Especially since the World Trade Center attacks of 2001, there has been a great deal of academic work on open-source intelligence [4, 17, 24]. This includes leveraging text [16, 25, 33] and graph data, including social networks [5, 6, 10, 22]. A large number of commercial platforms have also been developed and are in widespread use, for example i2 Analysts’ Notebook and Palantir.

3 Inductive Discovery of Systemic Nets

The set of choices in a systemic net lead eventually, at the leaves, to choices of particular (sets of) words. One way to conceptualize a systemic net, therefore, is as a hierarchical clustering of words, with each choice representing selection of a subset.Footnote 1 We use this intuition as a way to inductively construct a systemic net: words that are used together in the same document (or smaller unit such as a sentence or paragraph) are there because of a particular sequence of choices. An inductive, hierarchical clustering can approximate a hierarchical set of choices.

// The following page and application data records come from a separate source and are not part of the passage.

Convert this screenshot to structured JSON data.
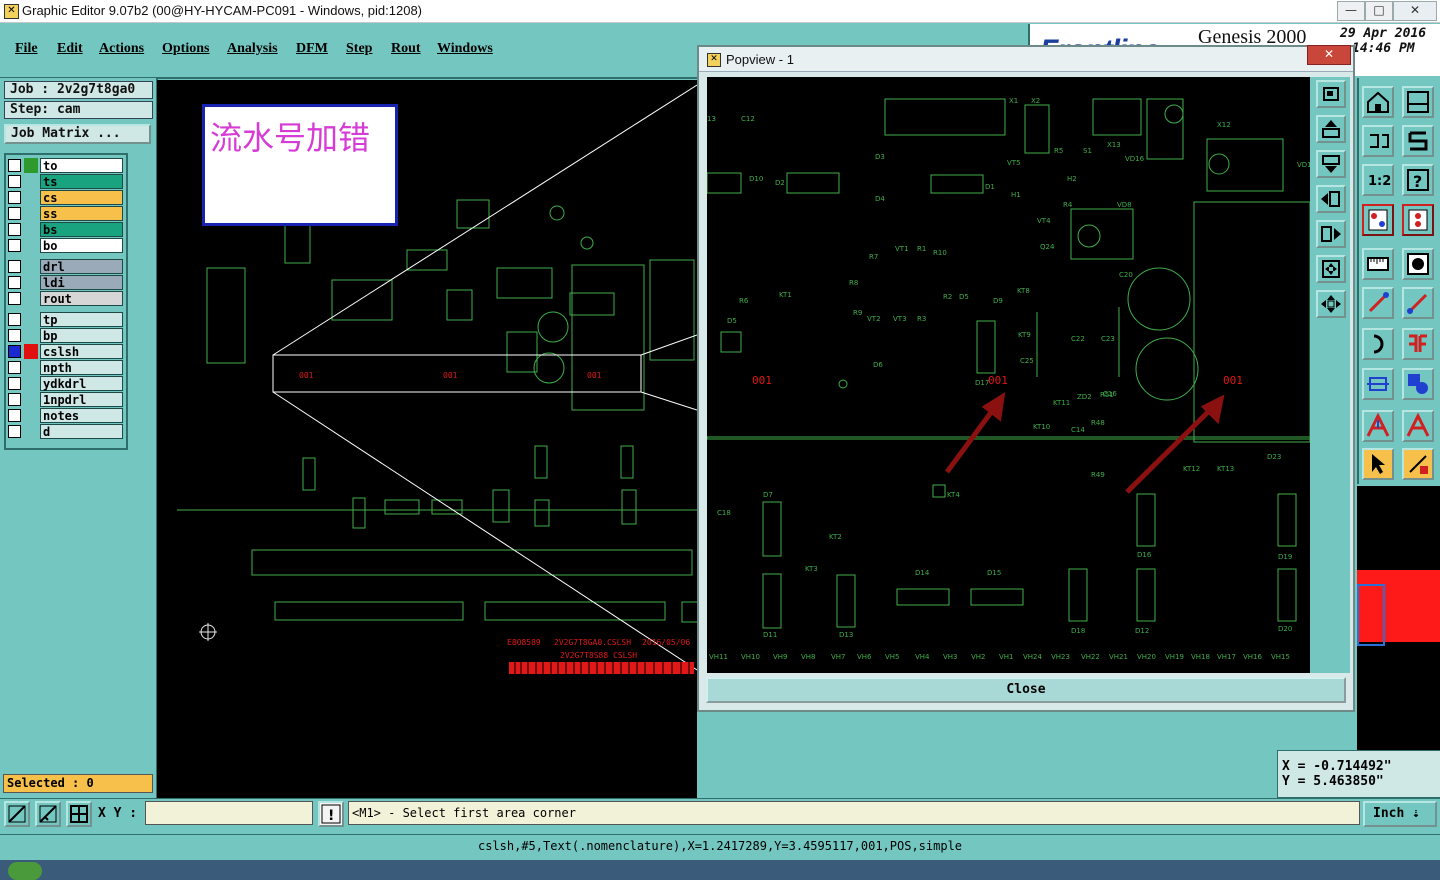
{
  "window": {
    "title": "Graphic Editor 9.07b2 (00@HY-HYCAM-PC091 - Windows, pid:1208)",
    "minimize": "—",
    "maximize": "□",
    "close": "✕"
  },
  "menu": [
    "File",
    "Edit",
    "Actions",
    "Options",
    "Analysis",
    "DFM",
    "Step",
    "Rout",
    "Windows"
  ],
  "brand": {
    "logo": "Frontline",
    "product": "Genesis 2000",
    "date": "29 Apr 2016",
    "time": "14:46 PM"
  },
  "job": {
    "label": "Job : 2v2g7t8ga0",
    "step": "Step: cam",
    "matrix_button": "Job Matrix ..."
  },
  "layers_group1": [
    {
      "name": "to",
      "color": "#ffffff",
      "swatch": "#2e9a2e"
    },
    {
      "name": "ts",
      "color": "#1aa37f"
    },
    {
      "name": "cs",
      "color": "#f7c04a"
    },
    {
      "name": "ss",
      "color": "#f7c04a"
    },
    {
      "name": "bs",
      "color": "#1aa37f"
    },
    {
      "name": "bo",
      "color": "#ffffff"
    }
  ],
  "layers_group2": [
    {
      "name": "drl",
      "color": "#9aaab8"
    },
    {
      "name": "ldi",
      "color": "#9aaab8"
    },
    {
      "name": "rout",
      "color": "#d6d6d6"
    }
  ],
  "layers_group3": [
    {
      "name": "tp",
      "color": "#cfe8e6"
    },
    {
      "name": "bp",
      "color": "#cfe8e6"
    },
    {
      "name": "cslsh",
      "color": "#cfe8e6",
      "swatch": "#e01010",
      "active": true
    },
    {
      "name": "npth",
      "color": "#cfe8e6"
    },
    {
      "name": "ydkdrl",
      "color": "#cfe8e6"
    },
    {
      "name": "1npdrl",
      "color": "#cfe8e6"
    },
    {
      "name": "notes",
      "color": "#cfe8e6"
    },
    {
      "name": "d",
      "color": "#cfe8e6"
    }
  ],
  "selected": "Selected : 0",
  "annotation": "流水号加错",
  "canvas_labels": {
    "sn1": "001",
    "sn2": "001",
    "sn3": "001",
    "footer1": "E808589",
    "footer2": "2V2G7T8GA0.CSLSH",
    "footer3": "2016/05/06",
    "footer4": "2V2G7T8S88 CSLSH"
  },
  "popview": {
    "title": "Popview - 1",
    "close_button": "Close",
    "labels_red": [
      "001",
      "001",
      "001"
    ],
    "component_labels": [
      "X1",
      "X2",
      "X12",
      "X13",
      "C12",
      "D10",
      "D2",
      "D3",
      "D1",
      "D4",
      "R5",
      "S1",
      "VT5",
      "H1",
      "H2",
      "VD16",
      "VD8",
      "R4",
      "VT4",
      "Q24",
      "VT1",
      "R1",
      "R10",
      "R7",
      "R8",
      "R9",
      "VT2",
      "VT3",
      "R3",
      "R2",
      "D5",
      "D9",
      "KT8",
      "R6",
      "KT1",
      "D6",
      "D17",
      "KT9",
      "C22",
      "C23",
      "C25",
      "C20",
      "KT11",
      "R51",
      "C16",
      "C19",
      "ZD2",
      "KT10",
      "C14",
      "R48",
      "R49",
      "KT12",
      "KT13",
      "D23",
      "D7",
      "C18",
      "KT2",
      "KT3",
      "KT4",
      "D11",
      "D13",
      "D14",
      "D15",
      "D18",
      "D12",
      "D16",
      "D19",
      "D20",
      "VH11",
      "VH10",
      "VH9",
      "VH8",
      "VH7",
      "VH6",
      "VH5",
      "VH4",
      "VH3",
      "VH2",
      "VH1",
      "VH24",
      "VH23",
      "VH22",
      "VH21",
      "VH20",
      "VH19",
      "VH18",
      "VH17",
      "VH16",
      "VH15"
    ]
  },
  "coords": {
    "x": "X = -0.714492\"",
    "y": "Y = 5.463850\""
  },
  "bottom": {
    "xy_label": "X Y :",
    "xy_value": "",
    "prompt": "<M1> - Select first area corner",
    "units": "Inch",
    "status": "cslsh,#5,Text(.nomenclature),X=1.2417289,Y=3.4595117,001,POS,simple"
  },
  "colors": {
    "teal": "#74c7c1",
    "green_lines": "#3fae4a",
    "red_text": "#e01818",
    "arrow": "#8b1010"
  }
}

Our overall strategy, then, is to build document-word matrices (where the document may be as small as a single sentence), and then cluster the columns (that is, the words) of such matrices using the similarity of the documents in which they appear. The question then is: which clustering algorithm(s) to use.

In this domain, similarity between a pair of documents depends much more strongly on the presence of words than on their absence. Conventional clustering algorithms, for example agglomerative hierarchical clustering and other algorithms that use distance as a surrogate for similarity, are therefore not appropriate, since mutual absence of a word in two different documents is uninformative, but still increases their apparent similarity.

Singular value decomposition is reasonably effective (J.L. Creasor, unpublished work) but there are major issues raised by the need to normalize the document-word matrix so that the cloud of points it represents is centered around the origin. Typical normalizations, such as z-scoring, conflate median frequencies with zero frequencies and so introduce artifacts that are difficult to compensate for in subsequent analysis.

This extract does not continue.